And yet, fasting is one of the most frequently mentioned ascetic practices in the Bible. The ancient Hebrews (and those of the Jewish tradition today) observe a special period of fasting as a sign of repentance on the Day of Atonement, or Yom Kippur. Fasting was a sign of mourning or act of reparation for sins. It was both a way to express repentance as well as prepare oneself inwardly for receiving the necessary strength and grace to complete a mission of faithful service in God's name. This was the reason that Jesus fasted for 40 days in the wilderness--not to prove something but to prepare himself for a life of ministry. Fasting is neither abstinence from nor avoidance of, but a journey into a place that's empty enough to fill with what God offers. Essentially, it is allowing oneself to die to self and rise again in Christ.
So, why is it so hard? Maybe it is not merely because we have a hard time going without (although I think that is a large part of it.) Maybe it is because we are expecting it to produce results that it is not meant to produce. Fasting is not meant to be manipulated in that way. It is meant to clear rather than produce. Think of fasting as response--a response to grief or sin, a response to graciousness or thankfulness, a response to a God who calls us out ourselves. But perhaps fasting is also about return, a return to our own self before we developed all these needs, before we stored everything away, a return to the self that God created--with proper perspective and an awareness of what basic needs actually are. If you look up the physiology of fasting, you will find that a body can survive for 40 days or more without eating (40 days? Hmmm! Isn't THAT interesting?) In that time, depriving a body of food is not starvation but rather a burning of stored energy.

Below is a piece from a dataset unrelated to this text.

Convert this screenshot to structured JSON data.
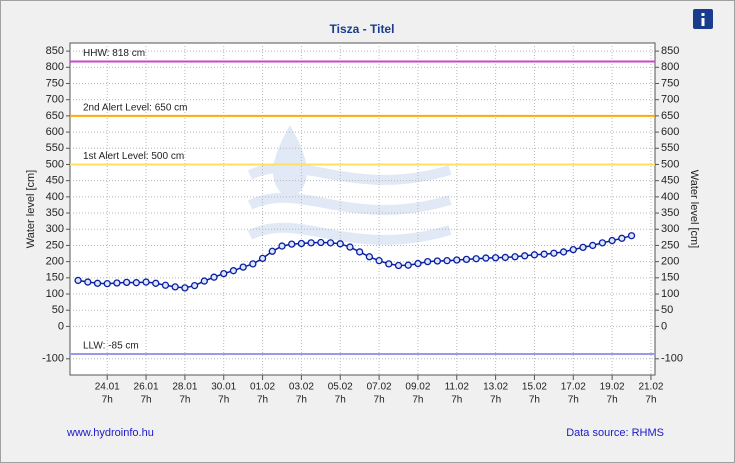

But I have to say that fasting has never been a huge part of my spiritual discipline. Being the good Methodist that I am, I have always maintained that I can "add" to my Lenten practice and do the same thing as fasting. I'm not real sure, though, that that is the case. Maybe, even metaphorically, I am only storing in excess, building and building for the future, trying to take as much of God's abundance as I can and stash it away. Maybe in this 40 days of fasting, we are indeed called to let something go, to return to who we are before we stored it all away--the "leaner", fuller, more focused self who knew that our basic daily needs would be met and that the abundance of God was really about allowing God to fill our needs and fill our lives and show us the way. And once our bodies and our minds and our souls (and our houses!) are cleared of all the stored excess, we will be open to what we need--the very breath of God who breathed life into us in the beginning and each and every day--if there's room.
OK...you saw this one coming: On this fourteenth day of Lenten observance, give something up that you think you cannot do without--food, sodas, coffee (ohhhh!), shopping, your cell phone, complaining, driving over the speed limit, the need to control, or whatever you come up with. Give it up this evening and fast until this time tomorrow. In a small way, you may just come closer to the one that God created before you began to add all those things in!